朝宗ハ足利氏満、満兼ニ歴任シ、入道シテ襌助ト號ス。人稱シテ犬懸ノ管領ト言フ。其子氏憲、嗣デ持氏ノ執事トナリ、入道シテ襌秀ト號ス。然ルニ後、持氏ト隙アリ。應永廿三年、氏憲ハ持氏ノ叔父満隆等ト謀リ満仲ヲ奉ジテ兵ヲ起セシモ遂ニ敗レ、翌年正月一味ト共ニ雪ノ下ノ鶴岡別當坊ニ自盡ス。此所ハ即チ其邸ナリ。
昭和十年三月 鎌倉町青年團建
足利尊氏は天下を統一すると都を京の室町にうつし、以後、鎌倉は、地方都市に転落しました。尊氏は東国の支配を、我が子基氏に託しました。文中の氏満は、基氏の子で関東管領(かんれい)の職をうけつぎました。
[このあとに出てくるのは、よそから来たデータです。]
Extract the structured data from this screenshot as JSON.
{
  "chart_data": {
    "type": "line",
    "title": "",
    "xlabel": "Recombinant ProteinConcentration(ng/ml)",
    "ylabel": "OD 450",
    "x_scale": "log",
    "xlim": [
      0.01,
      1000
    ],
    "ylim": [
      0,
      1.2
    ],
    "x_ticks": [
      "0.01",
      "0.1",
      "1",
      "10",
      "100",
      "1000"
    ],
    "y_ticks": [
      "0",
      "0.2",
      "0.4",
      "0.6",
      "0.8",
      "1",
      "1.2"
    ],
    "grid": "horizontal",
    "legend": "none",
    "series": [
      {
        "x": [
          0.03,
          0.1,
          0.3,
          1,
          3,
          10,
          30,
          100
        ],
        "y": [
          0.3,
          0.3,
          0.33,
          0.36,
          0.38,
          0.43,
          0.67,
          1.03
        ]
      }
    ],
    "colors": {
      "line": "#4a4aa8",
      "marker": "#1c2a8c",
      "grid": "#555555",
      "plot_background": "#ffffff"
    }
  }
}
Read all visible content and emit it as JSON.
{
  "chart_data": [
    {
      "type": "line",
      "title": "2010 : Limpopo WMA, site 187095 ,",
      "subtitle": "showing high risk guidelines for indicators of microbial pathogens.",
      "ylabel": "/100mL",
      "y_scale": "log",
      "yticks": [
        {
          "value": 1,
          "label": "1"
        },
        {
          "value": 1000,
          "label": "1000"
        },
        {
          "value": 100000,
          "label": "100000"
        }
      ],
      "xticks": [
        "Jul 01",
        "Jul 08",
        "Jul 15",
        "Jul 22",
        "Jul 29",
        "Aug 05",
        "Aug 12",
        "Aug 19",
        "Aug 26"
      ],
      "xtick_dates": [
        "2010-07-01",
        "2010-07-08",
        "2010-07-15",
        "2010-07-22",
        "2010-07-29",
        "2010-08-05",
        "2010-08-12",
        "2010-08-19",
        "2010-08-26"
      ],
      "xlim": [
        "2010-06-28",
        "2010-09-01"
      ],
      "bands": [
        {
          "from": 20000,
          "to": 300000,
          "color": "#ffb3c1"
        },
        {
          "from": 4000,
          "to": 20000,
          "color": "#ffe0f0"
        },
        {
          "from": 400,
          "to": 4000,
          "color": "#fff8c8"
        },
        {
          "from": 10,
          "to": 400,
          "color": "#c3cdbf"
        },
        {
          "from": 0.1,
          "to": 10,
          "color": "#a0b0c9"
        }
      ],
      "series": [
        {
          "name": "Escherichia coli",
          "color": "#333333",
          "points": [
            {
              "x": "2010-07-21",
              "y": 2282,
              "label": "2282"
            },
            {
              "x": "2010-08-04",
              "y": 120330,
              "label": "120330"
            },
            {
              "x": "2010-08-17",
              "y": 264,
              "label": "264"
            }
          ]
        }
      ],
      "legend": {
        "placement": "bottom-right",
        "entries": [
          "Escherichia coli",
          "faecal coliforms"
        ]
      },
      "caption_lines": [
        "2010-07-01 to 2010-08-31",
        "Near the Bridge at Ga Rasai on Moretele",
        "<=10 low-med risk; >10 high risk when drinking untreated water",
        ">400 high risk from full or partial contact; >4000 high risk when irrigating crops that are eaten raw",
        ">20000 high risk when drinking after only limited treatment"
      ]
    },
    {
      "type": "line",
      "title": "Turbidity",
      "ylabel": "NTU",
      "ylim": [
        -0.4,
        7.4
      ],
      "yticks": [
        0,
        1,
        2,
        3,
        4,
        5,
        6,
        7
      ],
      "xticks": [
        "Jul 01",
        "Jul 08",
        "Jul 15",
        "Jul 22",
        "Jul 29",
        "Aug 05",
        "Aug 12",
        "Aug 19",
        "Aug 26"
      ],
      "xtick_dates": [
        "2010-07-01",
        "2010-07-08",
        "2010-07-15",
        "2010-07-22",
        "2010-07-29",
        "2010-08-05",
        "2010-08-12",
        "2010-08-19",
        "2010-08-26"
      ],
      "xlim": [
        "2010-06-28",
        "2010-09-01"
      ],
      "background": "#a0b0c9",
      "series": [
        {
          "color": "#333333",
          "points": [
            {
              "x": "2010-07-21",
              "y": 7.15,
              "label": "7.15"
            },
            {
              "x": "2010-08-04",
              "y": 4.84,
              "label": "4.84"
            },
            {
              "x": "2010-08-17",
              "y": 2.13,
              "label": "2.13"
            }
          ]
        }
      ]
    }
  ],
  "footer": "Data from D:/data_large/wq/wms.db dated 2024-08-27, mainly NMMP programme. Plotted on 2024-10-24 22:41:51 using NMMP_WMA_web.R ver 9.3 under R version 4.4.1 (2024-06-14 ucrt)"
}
管領というのは、室町幕府の職名。幕府職制上最高の地位で将軍を補佐する。しかし執権(前時代の)よりは遙かに権力はちいさい。朝宗は、氏満に仕え、また氏満の子の満兼に仕えて、執事の地位にありました。「入道シテ」というのは、極楽浄土を願って頭を丸めること。「嗣デ」は「ついで」とよみ、後を継ぐの意味です。持氏は、足利基氏―氏満―満兼―持氏の順で第四代の関東管領。持氏は、上杉氏憲(のち禅秀と改める)と争い、敗北しました。「隙」は「げき」とよむ。すき間の意から転じて仲違い。「鶴岡別当坊」は鶴岡八幡宮寺の寺僧の長官の住居で別当は長官のこと。昔(明治以前)は八幡宮寺といい、僧侶と神主が勤務していました。この話は地方都市に転落した鎌倉での権力闘争です。上杉氏は、上杉清子が足利尊氏の母で名門でした。これは内部の争いということになります。
〔参考〕
上杉朝宗は室町時代の武将(1339~1414)鎌倉御所の足利氏満・満兼の2代に仕え執事として補佐の任をつくした。氏憲は朝宗の子で入道して後は禅秀日山と号した。鎌倉にあった足利氏は、鎌倉御所、足利公方と呼ばれていました。